La imagen que proyecta el actual jefe de Estado, que hasta hace unos meses lucía casi invulnerable, ahora es lamentable.
Desde su llegada al poder, hace más de 13 años, se ha ido transformando; primeramente hacia una figura tipo comandante militar, con la creación de un título tan útil para los aduladores, como es el denominado "comandante-presidente", y poco a poco, a verse como una especie de jefe en decadencia, explicando, a su manera, su supuesta gravísima enfermedad, pero a la vez, con la avalancha de cosas que están ocurriendo, se muestra abiertamente como un ser mediático a la defensiva, huyendo hacia adelante de forma cada vez más evidente.
El ahora comandante-presidente, que llegó al poder mediante elecciones que ganó legítimamente en diciembre de 1998 gracias a la percepción que en muchos generó como la "gran esperanza" de Venezuela, tuvo en sus manos docenas, por no decir centenares de oportunidades para haber hecho del país un lugar envidiable para vivir, trabajar, prosperar y seguir siendo el paraíso de destino de muchos en el mundo.
Hoy Venezuela debería, con los centenares de millardos de dólares que ha ingresado desde 1999, y que podían haber sido muchos más, disponer de una infraestructura eléctrica, hospitalaria, de autopistas, acueductos e industrial, de primer mundo. Empleando a millones de personas, con salarios dignos, con una inflación controlada, asistiendo la salud y la educación de todos, con altísima calidad. Universidades potenciadas como centros académicos y de investigación de referencia global. Infraestructuras turísticas de clase mundial, complejos deportivos de nivel olímpico, atracciones en todo el territorio nacional generadoras también de centenares de miles de empleos e ingreso de divisas.
Hoy Venezuela no estaría sufriendo un déficit habitacional de más de 3 millones de viviendas, ni padeciendo uno de los más altos índices de violencia del mundo, con casi 70 asesinatos por cada 100 mil habitantes en 2011; tampoco estaríamos sufriendo apagones diarios de horas de duración en numerosos centros poblados de todo el país; no se estaría importando más del 70% de los alimentos; no se estaría sometiendo a la población de zonas fronterizas a colas interminables para abastecerse de gasolina, ni padeciendo la falta de suministro de gas doméstico; no existiría un secuestro de divisas que impide la libre y competitiva actividad privada y el derecho de poder viajar al exterior con recursos mínimos oportunos y adecuados; no estaríamos preocupados por la calidad del agua potable; los profesores universitarios no estarían abandonando sus cátedras; los jóvenes no estarían buscando una visa o un pasaporte extranjero para irse del país; Venezuela hoy no sería una referencia de la corrupción y del narcotráfico; no existiría el temor de denunciar ni de ejercer los derechos básicos que garantiza la constitución.

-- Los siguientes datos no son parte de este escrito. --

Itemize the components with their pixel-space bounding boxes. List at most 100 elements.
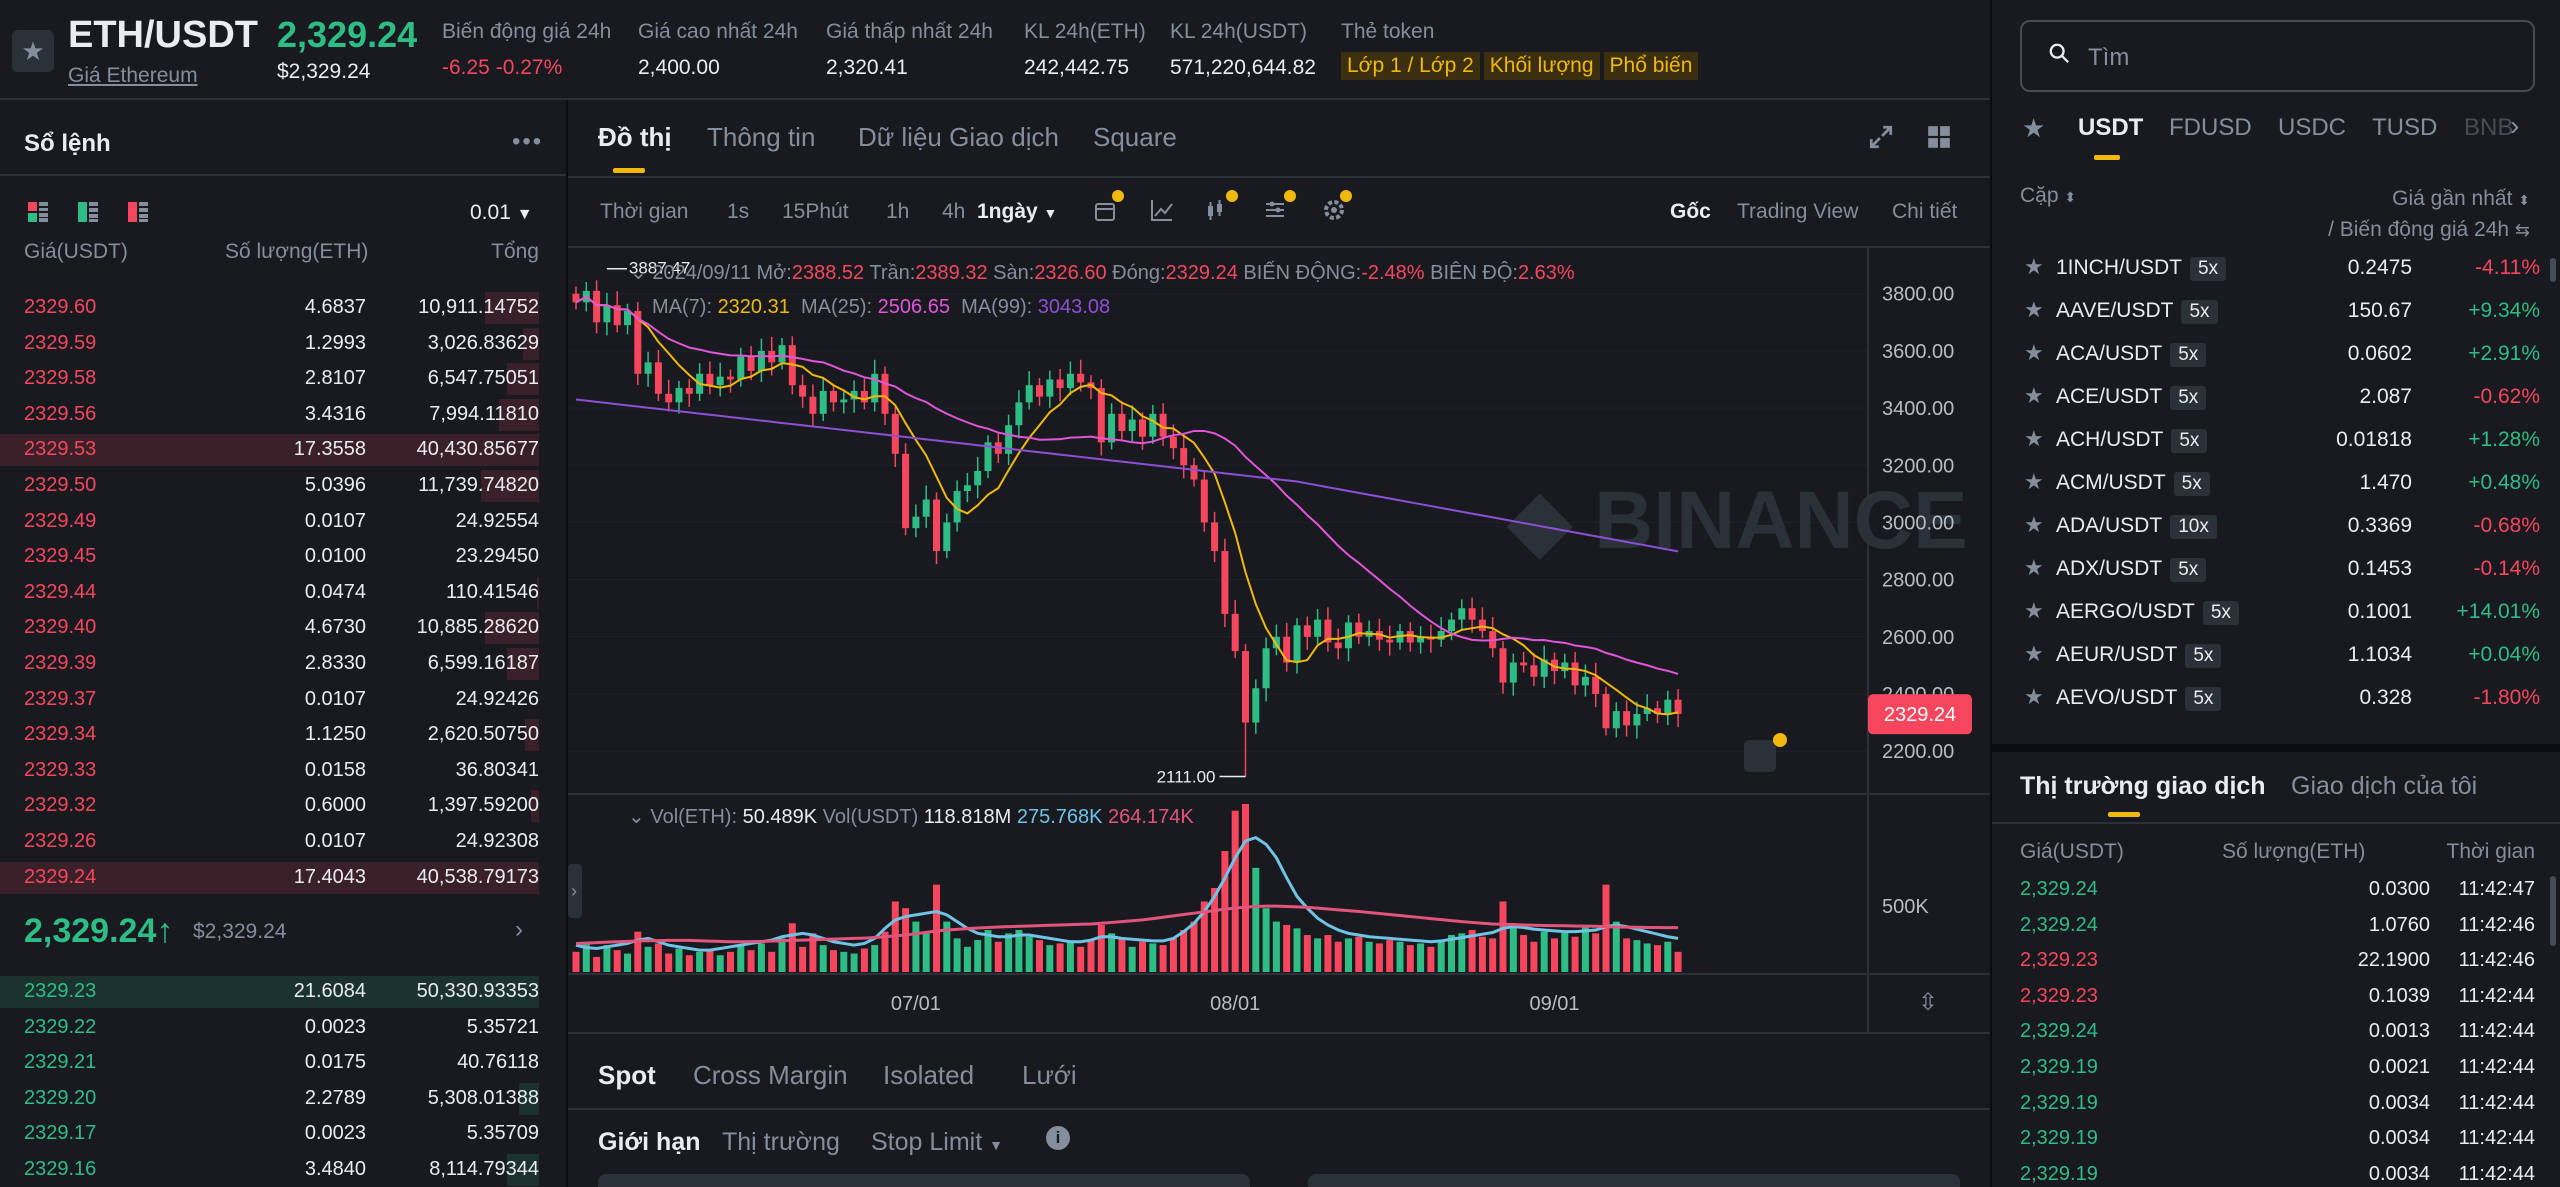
market-row[interactable]: ★ 1INCH/USDT 5x 0.2475 -4.11%: [2020, 248, 2540, 291]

No se sabe si estas reflexiones han pasado alguna vez por la mente del comandante-presidente, pero ahora, que supuestamente enfrenta una etapa coyuntural en su vida, esto debería generarle una angustia indescriptible, como a cualquier ser humano capaz de ejercer una primera magistratura y que ha manejado semejante caudal de recursos económicos y poder político. Debería padecer un inmenso pesar por el tiempo perdido, de lo que pudo haber hecho y no hizo, de lo que hizo sin deber hacerlo, del daño innecesario que ha causado; pero para eso hay que sentirse responsable.
Hoy, el una vez omnipotente comandante-presidente, oculto en una clínica de La Habana que no tiene el nivel técnico ni el equipamiento de muchos centros asistenciales en Venezuela, trata de administrar la información sobre su supuesta enfermedad, e incluso sacarle algún provecho político al sentir amenazada su perpetuidad en el poder ante una campaña electoral que cada vez se le hace más pesada y costosa.
Qué triste historia y qué triste final, lleno nada más que de fracaso y frustración. Sirva esto de reflexión para quién continúe con la responsabilidad de llevar adelante los destinos del país.